Marketplace May 2016
Tim Congdon
Two kinds of nation are found in the
modern world—a minority (28) that
belong to the European Union and a
majority (more than 160) that do not. Most
of the world’s roughly 190 nations have their
own currencies. All have assets that constitute
national wealth, and a great many have
stock exchanges where the assets can be
bought and sold.
Economists and others have put forward
numerous theories to explain the valuation
of both currencies and assets, where the
word “assets” embraces houses, land, equities,
bonds and so on. Currency markets behave
crazily from time to time, but the most
plausible view is that an exchange rate is just
another price. Like every price it is set by
supply and demand. If governments and central
bankers create too much money relative
to demand (as they did in Germany in 1923
and Zimbabwe in 2008, and as they are doing
now in Venezuela), the value of money falls.
No theory proposes that the value of a
currency depends on the nation’s loneliness,
its geographical location or its abstention
from this or that international organisation.

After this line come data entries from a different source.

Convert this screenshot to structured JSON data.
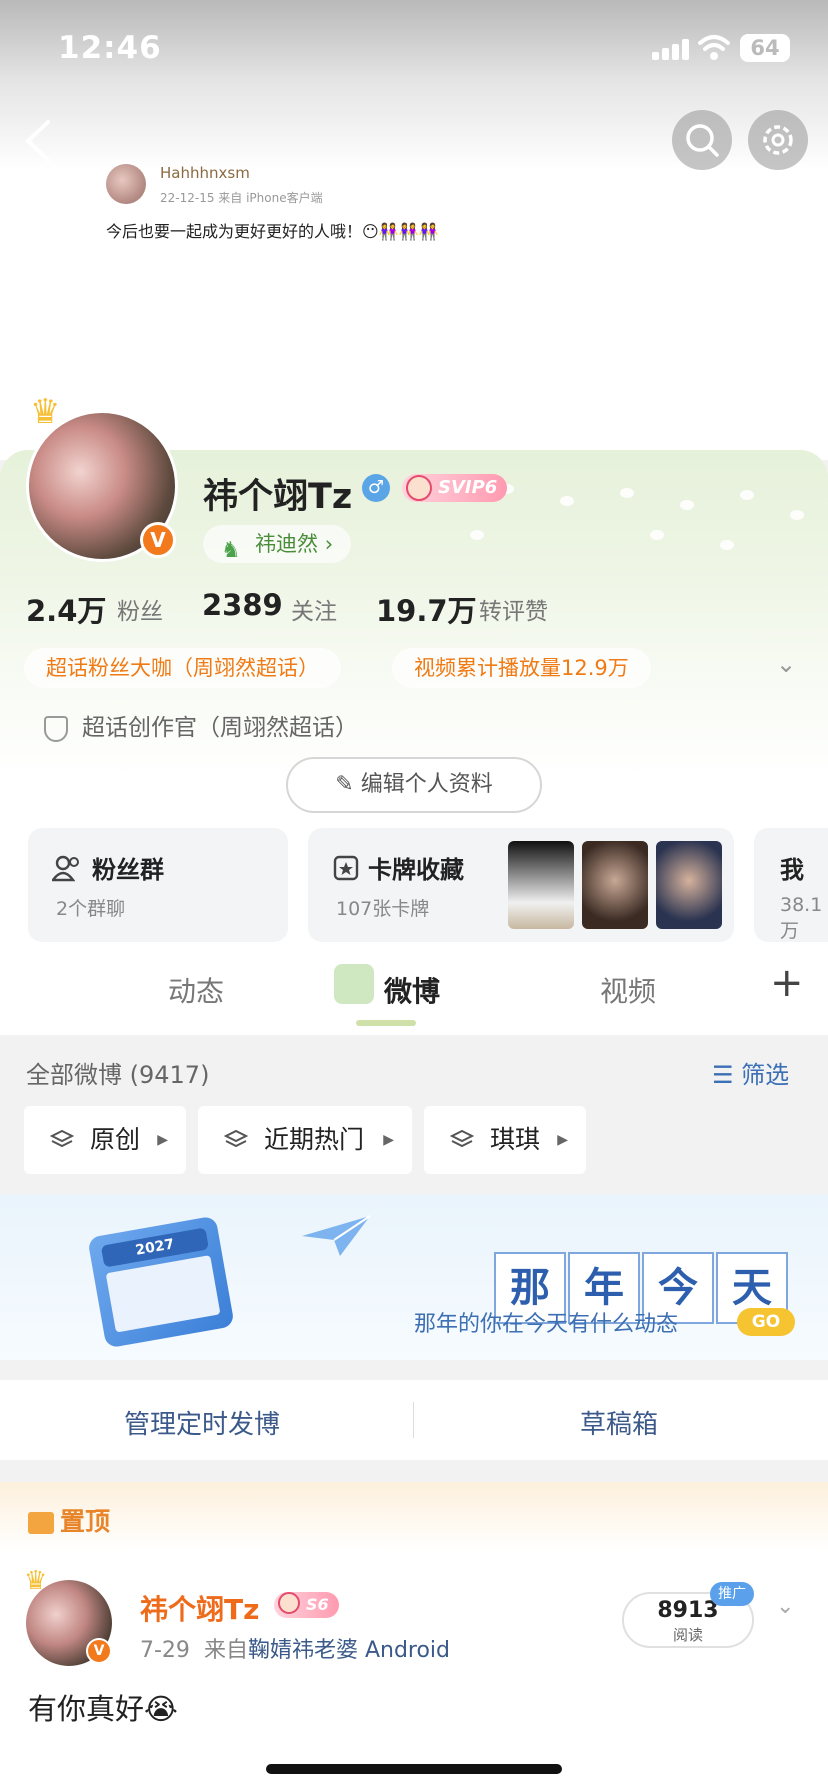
{
  "status_bar": {
    "time": "12:46",
    "battery": "64"
  },
  "cover_post": {
    "username": "Hahhhnxsm",
    "meta": "22-12-15  来自 iPhone客户端",
    "text": "今后也要一起成为更好更好的人哦！😶👭👭👭"
  },
  "profile": {
    "name": "祎个翊Tz",
    "svip": "SVIP6",
    "alias": "祎迪然",
    "stats": [
      {
        "num": "2.4万",
        "label": "粉丝"
      },
      {
        "num": "2389",
        "label": "关注"
      },
      {
        "num": "19.7万",
        "label": "转评赞"
      }
    ],
    "tags": [
      "超话粉丝大咖（周翊然超话）",
      "视频累计播放量12.9万"
    ],
    "creator": "超话创作官（周翊然超话）",
    "edit_button": "编辑个人资料"
  },
  "cards": {
    "fans": {
      "title": "粉丝群",
      "sub": "2个群聊"
    },
    "collect": {
      "title": "卡牌收藏",
      "sub": "107张卡牌"
    },
    "third": {
      "title": "我",
      "sub": "38.1万"
    }
  },
  "tabs": [
    "动态",
    "微博",
    "视频"
  ],
  "feed": {
    "all_label": "全部微博 (9417)",
    "filter_label": "筛选",
    "chips": [
      "原创",
      "近期热门",
      "琪琪"
    ]
  },
  "banner": {
    "year": "2027",
    "chars": [
      "那",
      "年",
      "今",
      "天"
    ],
    "text": "那年的你在今天有什么动态",
    "go": "GO"
  },
  "manage": {
    "scheduled": "管理定时发博",
    "drafts": "草稿箱"
  },
  "pinned": {
    "label": "置顶",
    "name": "祎个翊Tz",
    "vip": "S6",
    "date": "7-29",
    "source_prefix": "来自",
    "source": "鞠婧祎老婆 Android",
    "reads_num": "8913",
    "reads_label": "阅读",
    "promo": "推广",
    "text": "有你真好😭"
  },
  "colors": {
    "accent_orange": "#f07a14",
    "link_blue": "#3b5a8a",
    "green": "#4a8c3a"
  }
}
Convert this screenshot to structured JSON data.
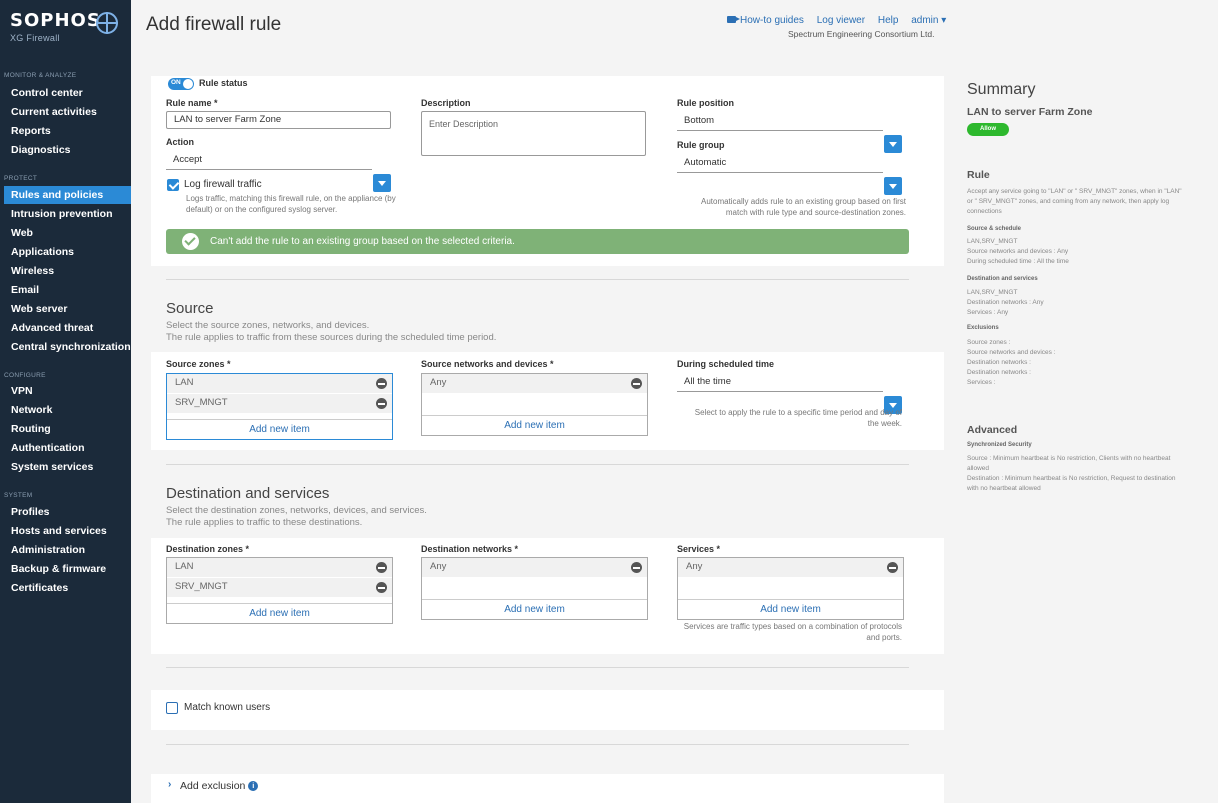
{
  "brand": {
    "name": "SOPHOS",
    "product": "XG Firewall"
  },
  "nav": {
    "monitor_title": "MONITOR & ANALYZE",
    "monitor": [
      "Control center",
      "Current activities",
      "Reports",
      "Diagnostics"
    ],
    "protect_title": "PROTECT",
    "protect": [
      "Rules and policies",
      "Intrusion prevention",
      "Web",
      "Applications",
      "Wireless",
      "Email",
      "Web server",
      "Advanced threat",
      "Central synchronization"
    ],
    "configure_title": "CONFIGURE",
    "configure": [
      "VPN",
      "Network",
      "Routing",
      "Authentication",
      "System services"
    ],
    "system_title": "SYSTEM",
    "system": [
      "Profiles",
      "Hosts and services",
      "Administration",
      "Backup & firmware",
      "Certificates"
    ],
    "active_item": "Rules and policies"
  },
  "header": {
    "title": "Add firewall rule",
    "howto": "How-to guides",
    "logviewer": "Log viewer",
    "help": "Help",
    "admin": "admin ▾",
    "org": "Spectrum Engineering Consortium Ltd."
  },
  "rule": {
    "status_toggle": "ON",
    "status_label": "Rule status",
    "name_label": "Rule name *",
    "name_value": "LAN to  server Farm Zone",
    "description_label": "Description",
    "description_placeholder": "Enter Description",
    "position_label": "Rule position",
    "position_value": "Bottom",
    "action_label": "Action",
    "action_value": "Accept",
    "group_label": "Rule group",
    "group_value": "Automatic",
    "log_label": "Log firewall traffic",
    "log_checked": true,
    "log_help": "Logs traffic, matching this firewall rule, on the appliance (by default) or on the configured syslog server.",
    "group_help": "Automatically adds rule to an existing group based on first match with rule type and source-destination zones.",
    "banner": "Can't add the rule to an existing group based on the selected criteria."
  },
  "source": {
    "title": "Source",
    "desc1": "Select the source zones, networks, and devices.",
    "desc2": "The rule applies to traffic from these sources during the scheduled time period.",
    "zones_label": "Source zones *",
    "zones": [
      "LAN",
      "SRV_MNGT"
    ],
    "networks_label": "Source networks and devices *",
    "networks": [
      "Any"
    ],
    "schedule_label": "During scheduled time",
    "schedule_value": "All the time",
    "schedule_help": "Select to apply the rule to a specific time period and day of the week.",
    "add_new": "Add new item"
  },
  "destination": {
    "title": "Destination and services",
    "desc1": "Select the destination zones, networks, devices, and services.",
    "desc2": "The rule applies to traffic to these destinations.",
    "zones_label": "Destination zones *",
    "zones": [
      "LAN",
      "SRV_MNGT"
    ],
    "networks_label": "Destination networks *",
    "networks": [
      "Any"
    ],
    "services_label": "Services *",
    "services": [
      "Any"
    ],
    "services_help": "Services are traffic types based on a combination of protocols and ports.",
    "add_new": "Add new item"
  },
  "match_users": {
    "label": "Match known users",
    "checked": false
  },
  "exclusion": {
    "label": "Add exclusion",
    "info": "i"
  },
  "summary": {
    "title": "Summary",
    "rule_name": "LAN to server Farm Zone",
    "badge": "Allow",
    "rule_h": "Rule",
    "rule_text": "Accept any service going to \"LAN\" or \" SRV_MNGT\" zones, when in \"LAN\" or \" SRV_MNGT\" zones, and coming from any network, then apply log connections",
    "src_h": "Source & schedule",
    "src_lines": [
      "LAN,SRV_MNGT",
      "Source networks and devices : Any",
      "During scheduled time : All the time"
    ],
    "dst_h": "Destination and services",
    "dst_lines": [
      "LAN,SRV_MNGT",
      "Destination networks : Any",
      "Services : Any"
    ],
    "exc_h": "Exclusions",
    "exc_lines": [
      "Source zones :",
      "Source networks and devices :",
      "Destination networks :",
      "Destination networks :",
      "Services :"
    ],
    "adv_h": "Advanced",
    "sync_h": "Synchronized Security",
    "sync_text1": "Source : Minimum heartbeat is No restriction, Clients with no heartbeat allowed",
    "sync_text2": "Destination : Minimum heartbeat is No restriction, Request to destination with no heartbeat allowed"
  },
  "colors": {
    "sidebar": "#1b2a3a",
    "accent": "#2b8ad6",
    "banner": "#7fb277",
    "allow": "#2db82d"
  }
}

Counter-examples are so obvious that they
can be limited to one paragraph. Switzerland
is a country of eight million people, little
more than 1 per cent of the continent (defined
mostly widely) in which it is situated. It
does not belong to the EU and until 2002 it
did not belong to the United Nations. The
Swiss franc is about as lonely a currency as
could be imagined. But it has appreciated
against all the world’s other currencies, including
the euro, in the last 50 years. Japan
could claim to be Asia’s most peripheral nation,
in the atlas sense. But, again, its currency
has been impressively strong for much
of the last four decades.
Further, not one school of macroeconomic
thought has argued that assets within
EU member states have systematically more
expensive valuations than nations which
are not EU member states. No evidence
whatsoever has been presented that companies
quoted on the stock markets of Germany
and France are more highly rated (in
terms of price/earnings ratios, market-value-to-book
ratios and so on) than their
equivalents on the stock markets of the US
or Australia, or that any such superiority in
valuation is attributable to their EU membership.
Not a single published academic paper
has attempted to claim that EU membership
by itself improves the valuation
criteria of corporate equity.
Yet the promoters of Project Fear and far
too many headline writers have been busy in
the last few weeks with silly alarmism. They
say that the day after a vote for Brexit will
see collapses in the value of the pound and
the stock market. Can they not see that
Brexit would merely result in the UK becoming
just like any other non-EU nation?
No facts or data show that EU membership
affects the long-run valuation basis of the
currencies, stock markets and assets in general
of EU member states relative to the currencies,
stock markets and assets of non-EU
member states. The sky hasn’t fallen in because
the US, Japan, Canada and others are
not EU members; the sky will not fall in because
the UK is not an EU member.
Remember that the UK has had a dress
rehearsal for the day after Brexit. In the
summer of 1992 its economy was suffering
from a severe recession clearly due to its
membership of the European exchange rate
mechanism. A number of observers—including
a weirdly-named “Liverpool Six” group
of economists (of whom I was one)— said that
the Exchange Rate Mechanism, with its
fixed exchange rate between the pound and
other European currencies, was responsible
for too-high interest rates. The UK therefore
needed to leave, so that monetary policy
could again be geared to our own needs.
But the then Prime Minister, John Major,
disagreed. According to his memoirs, “We
had looked at the precipice and decided
against jumping.” In the event, the UK did
not jump over the precipice, or leap in the
dark, or plunge into the abyss, or otherwise
throw itself downwards into some great unknown.
Instead, it was pushed. Overwhelming
selling pressures in the foreign exchange
markets forced the pound out of the ERM on
“Black Wednesday”.
Except that it turned out not to be black
at all. Although the pound did indeed fall in
late 1992, interest rates came down and the
economy recovered. The period to the May
1997 general election saw steady output
growth with moderate inflation. Black
Wednesday became Golden Wednesday.
The pound’s value against other currencies
was higher when Major lost the general election
than when he and his Cabinet colleagues
had behaved so idiotically on Black/
Golden Wednesday almost five years earlier.
When politicians use words like “precipice”
and “abyss” in matters of economic policy,
they are waffling. Even more than usual,
they don’t know what they are talking about.